Monday, November 21, 2016

Against politics

My blog has taken a turn toward philosophical and religious speculation in the past several months. I have no talked about the election. I have not even discussed political issues. Although I do engage in political discussions on facebook (and no, I don't always find it a complete waste of time) I have very consciously avoided politics on this blog.

I will admit that some of it is fatigue. When we talk about politics, passions can get the better of us. It's not good to think about it all the time, simply because it will suck us dry.

On the other hand, I've never been one to avoid controversial topics out of the desire not to offend. The idea that we should all just "get along" presumes that the way we all live is basically OK and there's nothing wrong. But many political issues are important just because they point out what's wrong with the way we live, and more particularly with the way we treat others who are on the "outside." Sure, maybe we can get along, but what about people who are influenced by our foreign policy and immigration laws? What about the children we abort? What about the unarmed civilians who get shot by police? What about people who lose their livelihood because of government regulation of the economy? I've never been able to ignore these issues of basic justice, nor do I understand how anyone else can.

Indeed, if the increasing polarization of our society bothers me, it's not because I wish we could all agree to get along and empathize with one another. Don't get me wrong, empathy and getting along are great, and if we get better at them, we've certainly accomplished something. But to me the real danger is not just that polarization makes us mean but that it makes us stupid. We become so angry at "the other side" that we justify everything that "our side" does. It makes us incapable of applying principles consistently. The most obvious is when one party criticizes the other party's president for enacting virtually the same foreign policy (secret kill list and all), for encroaching on our civil liberties in many of the same ways, and so on. I could also get more specific on particular issues, but there's no time for that here.

So anger makes us blind, damaging our relationships and distorting our thinking. But where does this anger come from in the first place?

I think it comes from a belief, sometimes conscious and other times subconscious, that the most important thing we do is politics. If we don't elect the right candidate, we will doom our society by leaving it in the hands of evil or incompetence (or both). But if we can just enact the right policies, we can cure society's ills and have justice. It is tempting to think this is the highest of all human endeavors. Every election becomes the most important in our lifetime. The news can find nothing more important than the decisions of government.

I claim this belief is false. We have only to imagine a world in which government is just, and good policies are implemented. What, then? Have we finished all the important work? Is there nothing left but to sit back and relax and enjoy an easy life? Would that not be utterly devoid of meaning? Would it not be...boring?

Christians have long wondered (and debated) what the kingdom of heaven will really be like. Will we just play harps all day and sing praise to God? Will it be one endless party? There are many people who say they would not want immortality, because they would be utterly bored. If the limited visions presented are literally correct, I suppose they are right. We need to refine our imaginations a little bit.

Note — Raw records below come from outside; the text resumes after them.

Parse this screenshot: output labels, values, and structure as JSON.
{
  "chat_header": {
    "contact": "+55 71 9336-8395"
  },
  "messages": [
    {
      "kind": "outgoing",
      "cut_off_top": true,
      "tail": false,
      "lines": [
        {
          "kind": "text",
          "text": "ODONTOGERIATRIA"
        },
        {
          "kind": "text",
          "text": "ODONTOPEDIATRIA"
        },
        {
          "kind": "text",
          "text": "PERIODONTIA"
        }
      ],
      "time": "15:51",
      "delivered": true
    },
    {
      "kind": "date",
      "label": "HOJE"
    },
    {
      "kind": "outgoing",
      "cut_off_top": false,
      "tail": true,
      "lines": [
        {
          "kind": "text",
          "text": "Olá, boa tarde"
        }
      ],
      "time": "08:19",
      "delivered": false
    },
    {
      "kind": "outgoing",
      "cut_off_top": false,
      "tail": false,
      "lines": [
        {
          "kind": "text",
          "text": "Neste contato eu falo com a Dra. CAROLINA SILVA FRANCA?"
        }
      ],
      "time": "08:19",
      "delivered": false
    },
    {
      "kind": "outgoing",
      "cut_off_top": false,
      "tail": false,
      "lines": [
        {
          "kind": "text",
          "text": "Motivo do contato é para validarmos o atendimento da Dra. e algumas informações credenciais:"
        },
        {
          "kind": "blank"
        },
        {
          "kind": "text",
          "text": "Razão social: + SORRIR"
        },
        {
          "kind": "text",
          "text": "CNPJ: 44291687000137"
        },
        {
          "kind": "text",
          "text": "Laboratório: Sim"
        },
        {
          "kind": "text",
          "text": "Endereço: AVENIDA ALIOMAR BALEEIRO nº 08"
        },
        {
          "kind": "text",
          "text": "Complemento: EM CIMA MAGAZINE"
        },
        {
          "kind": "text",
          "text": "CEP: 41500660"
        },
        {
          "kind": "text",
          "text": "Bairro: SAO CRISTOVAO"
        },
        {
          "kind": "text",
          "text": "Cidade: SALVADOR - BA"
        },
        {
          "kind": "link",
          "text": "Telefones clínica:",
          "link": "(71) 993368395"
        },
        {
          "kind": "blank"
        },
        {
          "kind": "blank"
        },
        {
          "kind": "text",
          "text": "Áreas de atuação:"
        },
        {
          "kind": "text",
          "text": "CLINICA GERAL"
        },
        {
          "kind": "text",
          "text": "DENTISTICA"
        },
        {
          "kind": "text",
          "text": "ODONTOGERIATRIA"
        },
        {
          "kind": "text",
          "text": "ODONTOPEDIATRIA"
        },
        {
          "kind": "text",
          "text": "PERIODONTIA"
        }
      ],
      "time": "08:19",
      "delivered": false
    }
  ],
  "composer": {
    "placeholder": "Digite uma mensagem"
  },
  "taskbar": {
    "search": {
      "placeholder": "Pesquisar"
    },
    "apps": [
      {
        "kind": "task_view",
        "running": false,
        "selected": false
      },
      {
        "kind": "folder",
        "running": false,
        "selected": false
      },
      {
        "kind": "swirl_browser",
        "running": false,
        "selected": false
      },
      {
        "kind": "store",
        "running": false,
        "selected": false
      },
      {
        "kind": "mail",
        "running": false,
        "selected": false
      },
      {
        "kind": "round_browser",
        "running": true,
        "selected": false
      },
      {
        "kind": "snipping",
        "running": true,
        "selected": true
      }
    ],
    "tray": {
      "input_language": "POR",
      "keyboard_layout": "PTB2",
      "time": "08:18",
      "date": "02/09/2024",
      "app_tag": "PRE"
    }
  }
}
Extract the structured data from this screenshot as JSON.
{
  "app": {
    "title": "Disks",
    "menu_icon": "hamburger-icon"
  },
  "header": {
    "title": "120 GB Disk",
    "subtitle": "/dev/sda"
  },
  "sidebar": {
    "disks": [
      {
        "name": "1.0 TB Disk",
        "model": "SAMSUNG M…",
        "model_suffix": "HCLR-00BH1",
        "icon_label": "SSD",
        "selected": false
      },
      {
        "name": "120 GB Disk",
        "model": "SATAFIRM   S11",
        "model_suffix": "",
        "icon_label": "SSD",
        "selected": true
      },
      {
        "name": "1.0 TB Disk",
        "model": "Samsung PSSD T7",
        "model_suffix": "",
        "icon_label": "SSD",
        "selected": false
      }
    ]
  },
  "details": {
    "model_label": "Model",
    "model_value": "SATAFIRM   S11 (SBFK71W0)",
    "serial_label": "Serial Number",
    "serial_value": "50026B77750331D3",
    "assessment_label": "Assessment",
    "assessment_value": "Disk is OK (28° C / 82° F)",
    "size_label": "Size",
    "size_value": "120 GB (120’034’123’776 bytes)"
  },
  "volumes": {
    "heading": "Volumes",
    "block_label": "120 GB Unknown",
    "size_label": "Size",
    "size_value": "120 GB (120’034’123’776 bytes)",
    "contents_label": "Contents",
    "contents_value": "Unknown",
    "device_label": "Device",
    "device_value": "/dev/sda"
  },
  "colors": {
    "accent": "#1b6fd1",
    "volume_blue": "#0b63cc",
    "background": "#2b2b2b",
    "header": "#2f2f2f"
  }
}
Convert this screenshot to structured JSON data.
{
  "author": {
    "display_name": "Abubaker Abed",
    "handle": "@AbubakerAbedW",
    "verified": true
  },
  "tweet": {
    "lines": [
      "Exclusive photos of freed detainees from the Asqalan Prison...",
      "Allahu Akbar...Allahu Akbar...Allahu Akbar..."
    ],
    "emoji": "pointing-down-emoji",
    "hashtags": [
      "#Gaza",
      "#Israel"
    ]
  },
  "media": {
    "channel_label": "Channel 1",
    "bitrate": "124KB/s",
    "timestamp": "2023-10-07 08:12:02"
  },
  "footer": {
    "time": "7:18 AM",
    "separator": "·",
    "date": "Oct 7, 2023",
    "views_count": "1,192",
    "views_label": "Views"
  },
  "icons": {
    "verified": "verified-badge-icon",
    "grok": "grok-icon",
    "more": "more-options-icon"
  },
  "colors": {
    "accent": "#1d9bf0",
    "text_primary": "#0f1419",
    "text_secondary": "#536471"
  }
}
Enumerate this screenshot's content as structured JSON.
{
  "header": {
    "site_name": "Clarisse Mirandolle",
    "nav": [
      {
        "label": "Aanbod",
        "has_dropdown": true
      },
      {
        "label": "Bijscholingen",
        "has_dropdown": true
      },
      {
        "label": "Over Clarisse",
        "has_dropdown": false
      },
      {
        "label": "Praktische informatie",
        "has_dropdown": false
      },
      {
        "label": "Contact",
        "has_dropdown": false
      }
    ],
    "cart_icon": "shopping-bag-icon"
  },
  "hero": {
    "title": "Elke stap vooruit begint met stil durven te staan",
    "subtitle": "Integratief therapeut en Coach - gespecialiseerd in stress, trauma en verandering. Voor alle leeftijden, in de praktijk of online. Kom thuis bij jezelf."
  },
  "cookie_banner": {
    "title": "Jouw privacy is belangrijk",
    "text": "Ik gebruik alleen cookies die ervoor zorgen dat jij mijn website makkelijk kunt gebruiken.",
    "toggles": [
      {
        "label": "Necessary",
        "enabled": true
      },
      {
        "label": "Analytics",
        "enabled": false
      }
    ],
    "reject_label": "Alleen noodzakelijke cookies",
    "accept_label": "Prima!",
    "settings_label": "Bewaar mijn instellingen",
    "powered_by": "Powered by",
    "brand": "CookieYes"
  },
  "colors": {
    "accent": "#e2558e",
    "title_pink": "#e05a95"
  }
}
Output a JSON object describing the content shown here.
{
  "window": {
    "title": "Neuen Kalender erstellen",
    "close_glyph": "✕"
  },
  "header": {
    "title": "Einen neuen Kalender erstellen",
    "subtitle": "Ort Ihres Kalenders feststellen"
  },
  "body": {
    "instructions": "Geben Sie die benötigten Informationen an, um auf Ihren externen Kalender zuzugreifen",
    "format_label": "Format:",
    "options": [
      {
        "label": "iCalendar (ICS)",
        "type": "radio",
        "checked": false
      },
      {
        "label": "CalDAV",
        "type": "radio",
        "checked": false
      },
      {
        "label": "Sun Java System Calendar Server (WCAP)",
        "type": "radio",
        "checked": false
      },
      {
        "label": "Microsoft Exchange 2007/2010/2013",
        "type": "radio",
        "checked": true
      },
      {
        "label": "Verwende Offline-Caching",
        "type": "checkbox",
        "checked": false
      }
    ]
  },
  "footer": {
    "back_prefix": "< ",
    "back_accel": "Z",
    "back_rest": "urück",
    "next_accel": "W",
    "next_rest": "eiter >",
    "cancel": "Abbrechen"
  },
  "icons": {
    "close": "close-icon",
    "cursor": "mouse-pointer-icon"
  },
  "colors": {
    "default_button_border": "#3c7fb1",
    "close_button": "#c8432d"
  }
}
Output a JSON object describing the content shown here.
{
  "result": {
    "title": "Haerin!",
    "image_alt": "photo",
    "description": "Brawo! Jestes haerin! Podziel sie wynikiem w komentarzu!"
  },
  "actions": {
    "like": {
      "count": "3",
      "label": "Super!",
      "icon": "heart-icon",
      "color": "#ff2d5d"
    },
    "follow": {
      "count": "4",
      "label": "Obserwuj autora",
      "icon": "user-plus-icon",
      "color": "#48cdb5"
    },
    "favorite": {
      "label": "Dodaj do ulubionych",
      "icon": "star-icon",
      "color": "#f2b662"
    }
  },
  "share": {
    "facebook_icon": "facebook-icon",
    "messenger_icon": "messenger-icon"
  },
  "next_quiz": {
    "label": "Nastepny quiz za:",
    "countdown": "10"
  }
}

I don't see how the mind can live forever without continually growing and, indeed, working. The end of evil would not mean the eternal victory of laziness. On the contrary. Work is at the heart of who we are, who we are intended to be. The mind is satisfied when it creates and discovers. The reason we are so miserable in this modern age is that we have so many things to distract us that we fail to satisfy our deepest need to discover things eternal and spiritual. We have reduced everything to a problem to be solved, and presumably once that problem is solved we have no purpose left.

This is vanity and a chasing after wind. Impatience makes us miserable. If we want a cure for all this anger and grief caused by politics, the only answer is thinking beyond the next four years, beyond even the next century. I am not drained by politics only because it provokes anger, but also because it disconnects me from the mysterious, the beautiful, and the transcendent. I forget about music and poetry and nature. I forget about those haunting questions about free will and salvation and the nature of mind.

Supposing we managed to enact all the right policies and save society from its ills, what would it then have? Would there be any meaning in such a perfect existence? Does satisfying every physical need of human beings give them what their souls desire?

It is fashionable these days for Christians to critique the older tendency to reject temporal concerns in favor of eternal, spiritual ones. But we have slipped into the opposite tendency. I think we need to rediscover the virtue of relativizing the needs of the present. It is only by rediscovering the eternal significance of our lives that we can address our temporal needs without losing our minds. Life is not one big problem to be solved. It is a gift, one which we can learn to appreciate more and more for all eternity.

So I think I need to detach myself from politics, at least until I am able to come back to it with a right perspective. Engaging in politics should be an act of love on the part of one who has the proper goal in mind. Jesus entered into our world and did not despise the temporal, but he came down from heaven. We ourselves also need to enter into the heavenly realms, so that we can labor on earth with the energy of heaven.

But I have said this the wrong way. It is not so that we can labor on earth that we strive for the kingdom of heaven. The kingdom of heaven is the goal; all the rest will be added to us because "your heavenly Father knows that you need all these things." Let us strive first for the kingdom.